6. Describing and Using Query Capabilities of Heterogeneous Sources
Information integration systems have to cope with the different and limited query interfaces of the underlying information sources. First, the integration systems need descriptions of the query capabilities of each source, i.e., the set of queries supported by each source. Second, the integration systems need algorithms for deciding how a query can be answered given the capabilities of the sources. Third, they need to translate a query into the format that the source understands. We present two languages suitable for descriptions of query capabilities of sources and compare their expressive power. We also describe algorithms for deciding whether a query "matches" the description and show their application to the problem of translating user queries into source-specific queries and commands. Finally, we propose new improved algorithms for the problem of answering queries using these descriptions.

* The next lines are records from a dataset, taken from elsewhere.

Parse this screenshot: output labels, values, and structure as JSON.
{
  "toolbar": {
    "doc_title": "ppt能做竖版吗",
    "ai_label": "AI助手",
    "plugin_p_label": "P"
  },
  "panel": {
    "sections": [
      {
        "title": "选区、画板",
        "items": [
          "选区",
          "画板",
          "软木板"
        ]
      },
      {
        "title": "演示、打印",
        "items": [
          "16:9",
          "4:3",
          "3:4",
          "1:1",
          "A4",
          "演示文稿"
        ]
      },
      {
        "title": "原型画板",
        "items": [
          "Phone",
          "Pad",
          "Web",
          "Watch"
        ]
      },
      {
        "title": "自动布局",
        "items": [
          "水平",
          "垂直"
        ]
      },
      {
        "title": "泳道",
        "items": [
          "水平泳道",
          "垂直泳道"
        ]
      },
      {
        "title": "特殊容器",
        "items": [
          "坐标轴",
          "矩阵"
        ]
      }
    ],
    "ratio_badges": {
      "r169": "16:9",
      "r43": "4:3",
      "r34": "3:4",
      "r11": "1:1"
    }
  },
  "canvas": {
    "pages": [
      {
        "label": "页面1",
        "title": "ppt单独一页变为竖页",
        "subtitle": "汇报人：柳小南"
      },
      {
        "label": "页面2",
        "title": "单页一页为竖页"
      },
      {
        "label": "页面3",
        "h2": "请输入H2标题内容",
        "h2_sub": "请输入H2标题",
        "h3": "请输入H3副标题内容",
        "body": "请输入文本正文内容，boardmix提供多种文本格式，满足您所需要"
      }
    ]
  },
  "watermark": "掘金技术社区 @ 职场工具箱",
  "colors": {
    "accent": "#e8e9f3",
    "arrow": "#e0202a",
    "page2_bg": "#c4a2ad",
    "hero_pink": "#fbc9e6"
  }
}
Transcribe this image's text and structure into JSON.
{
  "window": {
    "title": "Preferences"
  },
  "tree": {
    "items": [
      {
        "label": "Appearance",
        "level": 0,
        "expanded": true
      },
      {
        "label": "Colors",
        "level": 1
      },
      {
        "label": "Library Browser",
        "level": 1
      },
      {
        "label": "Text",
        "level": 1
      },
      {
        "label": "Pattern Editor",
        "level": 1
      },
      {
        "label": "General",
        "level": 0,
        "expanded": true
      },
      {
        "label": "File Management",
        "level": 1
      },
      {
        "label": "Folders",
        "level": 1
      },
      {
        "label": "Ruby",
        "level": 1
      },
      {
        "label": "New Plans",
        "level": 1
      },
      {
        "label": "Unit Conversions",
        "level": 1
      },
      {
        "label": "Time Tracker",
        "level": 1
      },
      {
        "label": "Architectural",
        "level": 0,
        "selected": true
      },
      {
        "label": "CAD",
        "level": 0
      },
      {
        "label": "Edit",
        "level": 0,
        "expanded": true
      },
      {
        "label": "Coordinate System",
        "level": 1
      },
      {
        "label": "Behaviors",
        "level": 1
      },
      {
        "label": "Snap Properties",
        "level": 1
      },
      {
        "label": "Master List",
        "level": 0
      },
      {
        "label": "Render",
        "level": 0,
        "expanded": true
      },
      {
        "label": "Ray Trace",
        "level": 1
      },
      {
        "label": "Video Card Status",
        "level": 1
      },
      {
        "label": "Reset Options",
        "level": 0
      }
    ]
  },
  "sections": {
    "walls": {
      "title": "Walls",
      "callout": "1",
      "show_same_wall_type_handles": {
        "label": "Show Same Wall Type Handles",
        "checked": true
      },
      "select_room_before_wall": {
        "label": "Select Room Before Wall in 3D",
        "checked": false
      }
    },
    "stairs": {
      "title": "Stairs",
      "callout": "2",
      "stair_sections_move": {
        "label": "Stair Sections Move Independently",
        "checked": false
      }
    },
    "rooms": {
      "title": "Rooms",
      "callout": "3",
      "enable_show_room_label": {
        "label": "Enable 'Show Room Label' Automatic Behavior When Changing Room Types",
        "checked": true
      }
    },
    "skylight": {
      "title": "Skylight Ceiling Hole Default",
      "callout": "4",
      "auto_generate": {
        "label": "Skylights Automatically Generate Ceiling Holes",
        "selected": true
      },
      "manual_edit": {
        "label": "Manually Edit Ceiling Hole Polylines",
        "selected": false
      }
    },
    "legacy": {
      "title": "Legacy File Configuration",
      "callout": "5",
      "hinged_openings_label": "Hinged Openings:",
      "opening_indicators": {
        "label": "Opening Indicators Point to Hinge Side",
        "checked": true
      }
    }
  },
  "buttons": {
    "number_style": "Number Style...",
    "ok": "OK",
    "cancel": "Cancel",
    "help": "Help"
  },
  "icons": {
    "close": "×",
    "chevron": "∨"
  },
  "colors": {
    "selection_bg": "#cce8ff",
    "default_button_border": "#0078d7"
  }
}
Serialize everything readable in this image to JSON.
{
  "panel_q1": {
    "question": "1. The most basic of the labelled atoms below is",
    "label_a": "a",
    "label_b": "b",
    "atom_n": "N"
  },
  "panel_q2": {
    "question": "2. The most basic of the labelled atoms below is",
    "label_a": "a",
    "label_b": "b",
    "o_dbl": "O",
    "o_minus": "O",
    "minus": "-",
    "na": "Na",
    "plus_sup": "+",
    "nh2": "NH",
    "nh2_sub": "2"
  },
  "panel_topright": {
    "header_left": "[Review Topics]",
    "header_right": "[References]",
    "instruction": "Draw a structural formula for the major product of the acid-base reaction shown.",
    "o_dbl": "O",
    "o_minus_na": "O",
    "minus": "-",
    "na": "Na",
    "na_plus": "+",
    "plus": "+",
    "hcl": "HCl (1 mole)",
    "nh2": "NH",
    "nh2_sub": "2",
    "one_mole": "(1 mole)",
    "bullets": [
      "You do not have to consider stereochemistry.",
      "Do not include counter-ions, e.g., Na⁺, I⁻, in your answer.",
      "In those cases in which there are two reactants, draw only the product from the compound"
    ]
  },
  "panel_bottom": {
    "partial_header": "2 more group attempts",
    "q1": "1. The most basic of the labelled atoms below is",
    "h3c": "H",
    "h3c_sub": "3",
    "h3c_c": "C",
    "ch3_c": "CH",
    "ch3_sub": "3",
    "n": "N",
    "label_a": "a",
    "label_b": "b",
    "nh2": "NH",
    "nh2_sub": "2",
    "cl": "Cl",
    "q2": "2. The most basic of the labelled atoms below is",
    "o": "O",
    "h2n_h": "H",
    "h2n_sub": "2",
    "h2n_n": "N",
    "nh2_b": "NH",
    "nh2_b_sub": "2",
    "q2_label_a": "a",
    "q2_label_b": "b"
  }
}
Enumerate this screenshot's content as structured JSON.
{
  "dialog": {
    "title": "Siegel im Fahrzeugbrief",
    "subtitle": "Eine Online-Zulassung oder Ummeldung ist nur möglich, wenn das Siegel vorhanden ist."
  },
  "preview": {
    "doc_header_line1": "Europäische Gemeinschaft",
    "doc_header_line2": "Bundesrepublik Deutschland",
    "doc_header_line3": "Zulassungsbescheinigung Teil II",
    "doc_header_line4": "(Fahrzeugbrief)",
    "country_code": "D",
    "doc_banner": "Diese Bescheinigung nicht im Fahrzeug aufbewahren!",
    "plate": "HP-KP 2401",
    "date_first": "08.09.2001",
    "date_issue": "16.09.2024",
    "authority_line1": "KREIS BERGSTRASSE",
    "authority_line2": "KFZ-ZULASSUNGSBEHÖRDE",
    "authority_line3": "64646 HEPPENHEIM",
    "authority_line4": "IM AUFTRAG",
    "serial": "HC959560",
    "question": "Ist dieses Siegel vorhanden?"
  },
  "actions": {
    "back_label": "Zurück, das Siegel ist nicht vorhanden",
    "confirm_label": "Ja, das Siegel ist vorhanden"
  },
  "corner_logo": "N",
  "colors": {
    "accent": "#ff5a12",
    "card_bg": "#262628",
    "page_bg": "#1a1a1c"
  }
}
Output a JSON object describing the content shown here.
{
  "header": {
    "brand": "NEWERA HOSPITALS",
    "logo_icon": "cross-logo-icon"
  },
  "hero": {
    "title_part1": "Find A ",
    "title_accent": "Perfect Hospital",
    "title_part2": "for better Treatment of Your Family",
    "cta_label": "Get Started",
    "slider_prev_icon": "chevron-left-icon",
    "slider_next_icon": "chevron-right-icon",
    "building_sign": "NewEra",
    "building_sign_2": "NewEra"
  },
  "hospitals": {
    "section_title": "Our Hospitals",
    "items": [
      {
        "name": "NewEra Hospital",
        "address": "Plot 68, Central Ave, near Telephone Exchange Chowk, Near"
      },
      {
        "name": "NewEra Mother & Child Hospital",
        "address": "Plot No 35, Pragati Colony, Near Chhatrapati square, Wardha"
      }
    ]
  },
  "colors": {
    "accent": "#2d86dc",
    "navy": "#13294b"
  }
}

7. Template-Based Wrappers in the TSIMMIS System
Wrappers provide access to heterogeneous information sources by converting application queries into one or more source-specific queries or commands. and transforming the source results into the application data model. This paper describes the wrapper implementation toolkit we have developed for wrappers. The wrapper implementor specifies a set of templates written in a high level declarative language that describe the queries accepted by the wrapper and the objects returned. If an application query matches a template, an action associated with the template is executed to provide the native query for the underlying source. A query can match a template by being equivalent to it, or by being equivalent to a template modulo a wrapper-generated filter query. Finally, the wrapper transforms the answer into the representation that is used by the application. The wrapper can be easily extended by adding templates when more functionality is required.

8. Views for Semistructured Data
Defining a view over a semistructured database introduces many new problems. In this paper we propose a view specification language and consider the problem of answering queries posed over views. The two main approaches, query rewriting and view materialization, are outlined with focus on the difficult problems caused by the semistructured nature of the data.

9. The TSIMMIS approach to mediation: Data models and Languages
TSIMMIS -- The Stanford-IBM Manager of Multiple Information Sources -- is a system for integrating information. It offers a data model and a common query language that are designed to support the combining of information from many different sources. It also offers tools for generating automatically the components that are needed to build systems for integrating information. In this paper we shall discuss the principal architectural features and their rationale.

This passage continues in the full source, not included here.